Eight Against Utopia (1966) is the second escape from a domed city novel published by Paperback Library I’ve read — the first, Rena Vale’s Beyond the Sealed World (1965) was a truly dismal “adventure.”  Mason’s take on the theme is only marginally better.  The first half, life and escape from the domed city of Carthage, is more intriguing and engaging than the second half, an endless unexciting chase sequence along the coast of North Africa.  Mason’s novel is painfully flawed in its social theory and mechanics of delivery.  Even on the level of a future adventure tale, most of Eight Against Utopia fails to conjure a modicum of excitement and wonder.

Brief Plot Summary

Gaul Kalmar, a brilliant engineer, discovers a passage to the roof of Carthage, a massive domed city built 7,000 years before on the ruins of historic Carthage in Tunisia.  From the observation deck he discovers that the world is not covered with ice as the rhetoric of the state, ruled by the first President (his brain is connected to the city’s mainframe), proclaims.  Carthage maintains control over its citizens by monitoring brainwaves.  When anyone is emotionally riled up due to seditious thoughts, the police swoop in.

Gaul approaches a few of his friends, including Tania Clermont a state psychiatrist whose treatment rooms are safe proof from the peering brain monitoring waves, and decides they need to escape from the city.  The reasons for escape, instead of changing the society which has raised them, are rather nebulous.  Yes, the official rhetoric is all lies, yes human individuality is curtailed, but the choice to escape instead of instigating a revolution isn’t clear.

Final Thoughts/Analysis (*spoilers*)

“Children in Carthage had been cared for by the city; only allowed home when they were house-trained, biddable, on the way to their limited selfhood.  Here, there would be everything to do.  She and the other women would be no longer primarily have a professional niche.  They would be back at the hearth and skillet, with all the old traditional roles to fill” (158).

Douglas Mason — along with other writers who depict escapes from highly regimented societies — tend to condemn all facets of the state including progressive elements such as careers for women and endorse a return to power structures of traditionalist societies.  His heroes do not change society, they escape from society.  His heroes do not want to return and help their fellow man throw off the shackles, but claim they are too far gone (or, barely think about it at all).  The above quote is a perfect example: the escapees from Carthage all agree that it will be best for their new colony to have carefully delineated gender roles based on age-old paradigms that are according to Mason, inherently “natural.”

With this in mind, our heroes are the most regressive and traditionalist progressives possible.  Likewise, they have little real reason to abandon entirely a city in which they were born and raised and nurtured (it did save them from an ice age) their fellow man for 7,000 years.  They are “repressed” but personally experienced nothing more than when they had been born and first realized they were being monitored.  Supposedly they have all been model citizens until suddenly deciding that their freedom have been curtailed.  How exactly they would know what freedom IS isn’t all together clear.  One would suspect a plan to uncover the government’s lies instead of running away would be a more logical course of action.

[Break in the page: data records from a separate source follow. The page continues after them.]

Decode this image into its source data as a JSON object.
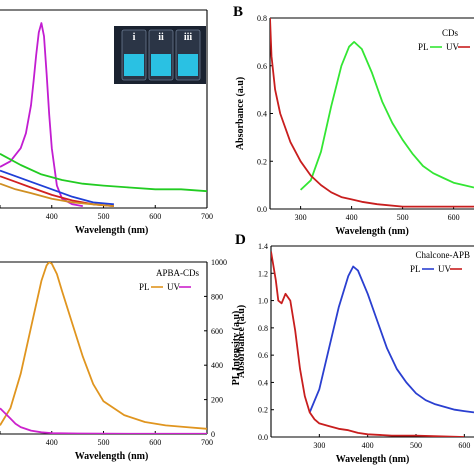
{
  "chart_data": [
    {
      "type": "line",
      "panel_label": "",
      "xlabel": "Wavelength (nm)",
      "ylabel": "",
      "xlim": [
        300,
        700
      ],
      "x_ticks": [
        "",
        "400",
        "500",
        "600",
        "700"
      ],
      "inset_photo": {
        "vial_labels": [
          "i",
          "ii",
          "iii"
        ],
        "colors": {
          "background": "#1a2230",
          "glow": "#2ad9ff"
        }
      },
      "series": [
        {
          "color": "#c21dd1",
          "x": [
            300,
            320,
            340,
            350,
            360,
            365,
            370,
            375,
            380,
            385,
            390,
            395,
            400,
            410,
            420,
            440,
            460
          ],
          "y": [
            0.22,
            0.25,
            0.32,
            0.4,
            0.55,
            0.68,
            0.82,
            0.94,
            0.99,
            0.92,
            0.72,
            0.5,
            0.32,
            0.12,
            0.05,
            0.02,
            0.01
          ]
        },
        {
          "color": "#22cc22",
          "x": [
            300,
            340,
            380,
            420,
            460,
            500,
            550,
            600,
            650,
            700
          ],
          "y": [
            0.29,
            0.23,
            0.18,
            0.15,
            0.13,
            0.12,
            0.11,
            0.1,
            0.1,
            0.09
          ]
        },
        {
          "color": "#1f3fd6",
          "x": [
            300,
            330,
            360,
            400,
            440,
            480,
            520
          ],
          "y": [
            0.2,
            0.17,
            0.14,
            0.1,
            0.06,
            0.03,
            0.02
          ]
        },
        {
          "color": "#d12020",
          "x": [
            300,
            330,
            360,
            400,
            440,
            480,
            520
          ],
          "y": [
            0.17,
            0.14,
            0.11,
            0.07,
            0.04,
            0.02,
            0.01
          ]
        },
        {
          "color": "#d08f22",
          "x": [
            300,
            330,
            360,
            400,
            440,
            480,
            520
          ],
          "y": [
            0.13,
            0.1,
            0.08,
            0.05,
            0.03,
            0.02,
            0.01
          ]
        }
      ]
    },
    {
      "type": "line",
      "panel_label": "B",
      "xlabel": "Wavelength (nm)",
      "ylabel": "Absorbance (a.u)",
      "xlim": [
        240,
        640
      ],
      "ylim": [
        0,
        0.8
      ],
      "x_ticks": [
        300,
        400,
        500,
        600
      ],
      "y_ticks": [
        0.0,
        0.2,
        0.4,
        0.6,
        0.8
      ],
      "legend_title": "CDs",
      "legend": [
        "PL",
        "UV"
      ],
      "series": [
        {
          "name": "PL",
          "color": "#33e633",
          "x": [
            300,
            320,
            340,
            360,
            380,
            395,
            405,
            420,
            440,
            460,
            480,
            500,
            520,
            540,
            560,
            580,
            600,
            620,
            640
          ],
          "y": [
            0.08,
            0.12,
            0.24,
            0.43,
            0.6,
            0.68,
            0.7,
            0.67,
            0.57,
            0.45,
            0.36,
            0.29,
            0.23,
            0.18,
            0.15,
            0.13,
            0.11,
            0.1,
            0.09
          ]
        },
        {
          "name": "UV",
          "color": "#c81e1e",
          "x": [
            240,
            243,
            250,
            260,
            280,
            300,
            320,
            340,
            360,
            380,
            400,
            420,
            450,
            500,
            550,
            600,
            640
          ],
          "y": [
            0.8,
            0.64,
            0.5,
            0.4,
            0.28,
            0.2,
            0.14,
            0.1,
            0.07,
            0.05,
            0.04,
            0.03,
            0.02,
            0.01,
            0.01,
            0.01,
            0.01
          ]
        }
      ]
    },
    {
      "type": "line",
      "panel_label": "",
      "xlabel": "Wavelength (nm)",
      "ylabel": "PL Intensity (a.u)",
      "xlim": [
        300,
        700
      ],
      "ylim": [
        0,
        1000
      ],
      "x_ticks": [
        "",
        "400",
        "500",
        "600",
        "700"
      ],
      "y_ticks": [
        0,
        200,
        400,
        600,
        800,
        1000
      ],
      "legend_title": "APBA-CDs",
      "legend": [
        "PL",
        "UV"
      ],
      "series": [
        {
          "name": "PL",
          "color": "#e0951f",
          "x": [
            300,
            320,
            340,
            360,
            380,
            390,
            395,
            400,
            410,
            420,
            440,
            460,
            480,
            500,
            540,
            580,
            620,
            660,
            700
          ],
          "y": [
            50,
            150,
            350,
            620,
            890,
            980,
            1000,
            990,
            930,
            830,
            640,
            450,
            290,
            190,
            110,
            70,
            50,
            40,
            30
          ]
        },
        {
          "name": "UV",
          "color": "#cc22cc",
          "x": [
            300,
            310,
            320,
            330,
            340,
            360,
            380,
            400,
            450,
            500,
            600,
            700
          ],
          "y": [
            150,
            120,
            90,
            60,
            40,
            20,
            10,
            5,
            3,
            2,
            1,
            1
          ]
        }
      ]
    },
    {
      "type": "line",
      "panel_label": "D",
      "xlabel": "Wavelength (nm)",
      "ylabel": "Absorbance (a.u)",
      "xlim": [
        200,
        620
      ],
      "ylim": [
        0,
        1.4
      ],
      "x_ticks": [
        300,
        400,
        500,
        600
      ],
      "y_ticks": [
        0.0,
        0.2,
        0.4,
        0.6,
        0.8,
        1.0,
        1.2,
        1.4
      ],
      "legend_title": "Chalcone-APB",
      "legend": [
        "PL",
        "UV"
      ],
      "series": [
        {
          "name": "PL",
          "color": "#2a3fd0",
          "x": [
            280,
            300,
            320,
            340,
            360,
            370,
            380,
            400,
            420,
            440,
            460,
            480,
            500,
            520,
            540,
            560,
            580,
            600,
            620
          ],
          "y": [
            0.18,
            0.35,
            0.65,
            0.95,
            1.18,
            1.25,
            1.22,
            1.05,
            0.85,
            0.65,
            0.5,
            0.4,
            0.32,
            0.27,
            0.24,
            0.22,
            0.2,
            0.19,
            0.18
          ]
        },
        {
          "name": "UV",
          "color": "#c81e1e",
          "x": [
            200,
            210,
            215,
            222,
            230,
            240,
            250,
            260,
            270,
            280,
            290,
            300,
            320,
            340,
            360,
            380,
            400,
            450,
            500,
            600
          ],
          "y": [
            1.36,
            1.15,
            1.0,
            0.98,
            1.05,
            1.0,
            0.78,
            0.5,
            0.3,
            0.18,
            0.13,
            0.1,
            0.08,
            0.06,
            0.05,
            0.03,
            0.02,
            0.01,
            0.01,
            0.0
          ]
        }
      ]
    }
  ]
}
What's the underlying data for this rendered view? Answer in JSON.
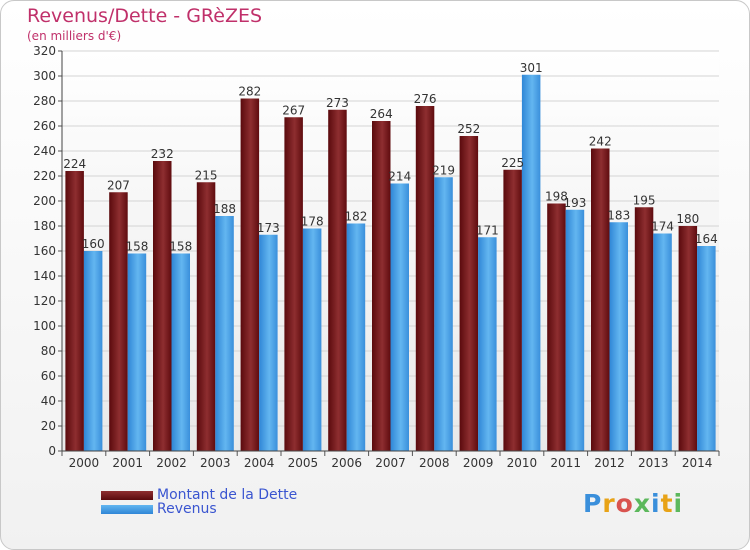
{
  "title": "Revenus/Dette - GRèZES",
  "subtitle": "(en milliers d'€)",
  "brand": "Proxiti",
  "colors": {
    "dette": "#6b0f12",
    "dette_light": "#8e2e30",
    "revenus": "#3a8fdb",
    "revenus_light": "#63b6f0",
    "title": "#c0306a",
    "legend_text": "#3a55d0"
  },
  "chart_data": {
    "type": "bar",
    "categories": [
      "2000",
      "2001",
      "2002",
      "2003",
      "2004",
      "2005",
      "2006",
      "2007",
      "2008",
      "2009",
      "2010",
      "2011",
      "2012",
      "2013",
      "2014"
    ],
    "series": [
      {
        "name": "Montant de la Dette",
        "values": [
          224,
          207,
          232,
          215,
          282,
          267,
          273,
          264,
          276,
          252,
          225,
          198,
          242,
          195,
          180
        ]
      },
      {
        "name": "Revenus",
        "values": [
          160,
          158,
          158,
          188,
          173,
          178,
          182,
          214,
          219,
          171,
          301,
          193,
          183,
          174,
          164
        ]
      }
    ],
    "ylim": [
      0,
      320
    ],
    "yticks": [
      0,
      20,
      40,
      60,
      80,
      100,
      120,
      140,
      160,
      180,
      200,
      220,
      240,
      260,
      280,
      300,
      320
    ],
    "grid": true,
    "legend": "bottom-left"
  }
}
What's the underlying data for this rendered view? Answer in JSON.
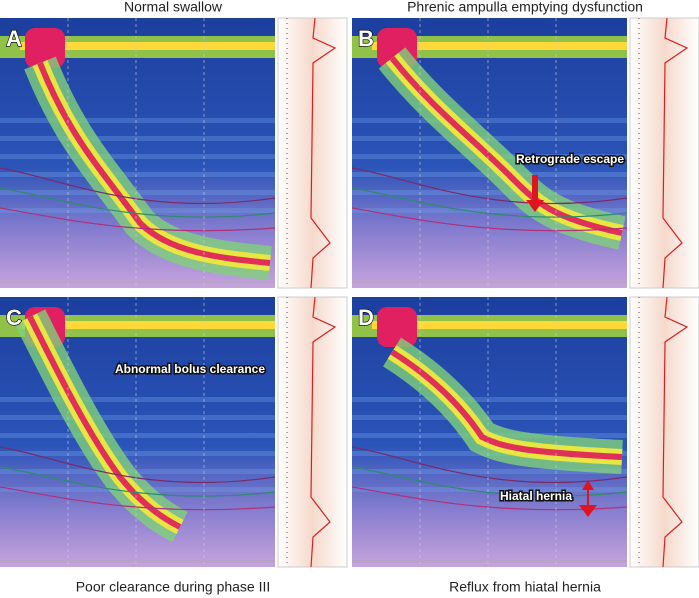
{
  "panels": [
    {
      "letter": "A",
      "caption": "Normal swallow"
    },
    {
      "letter": "B",
      "caption": "Phrenic ampulla emptying dysfunction",
      "annotation": "Retrograde escape"
    },
    {
      "letter": "C",
      "caption": "Poor clearance during phase III",
      "annotation": "Abnormal bolus clearance"
    },
    {
      "letter": "D",
      "caption": "Reflux from hiatal hernia",
      "annotation": "Hiatal hernia"
    }
  ]
}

Also, due to Mason’s state which monitors all minds, he is forced to make the most stilted, artificial dialogue possible so Gaul’s plan isn’t uncovered.  This would make sense if Mason was actually proficient with dialogue — but when our heroes have escaped, the dialogue remains little changed!  There are a plethora of other character related problems.  Our male characters do manly things and fantasize about the women every few paragraphs and hope that they aren’t intellectuals (I’m not kidding!).  Our female characters in times of stress calm down by putting on makeup, and suspiciously, the one traitor is a career woman!  But of course, Mason eventually makes her redeemable due to her beauty.

Carthage is clearly meant to be a repressive (and simultaneously progressive in parts) embodiment of a future extrapolated from the Soviet State.  Our heroes’ nebulous drive for individualism combined with a return to traditionalist gender roles and life in the wilds of the now mostly rural world smacks of American anti-Communist propaganda at its worst.

Avoid.

(At least both Jack Gaughan and Dean Ellis’ covers are masterful).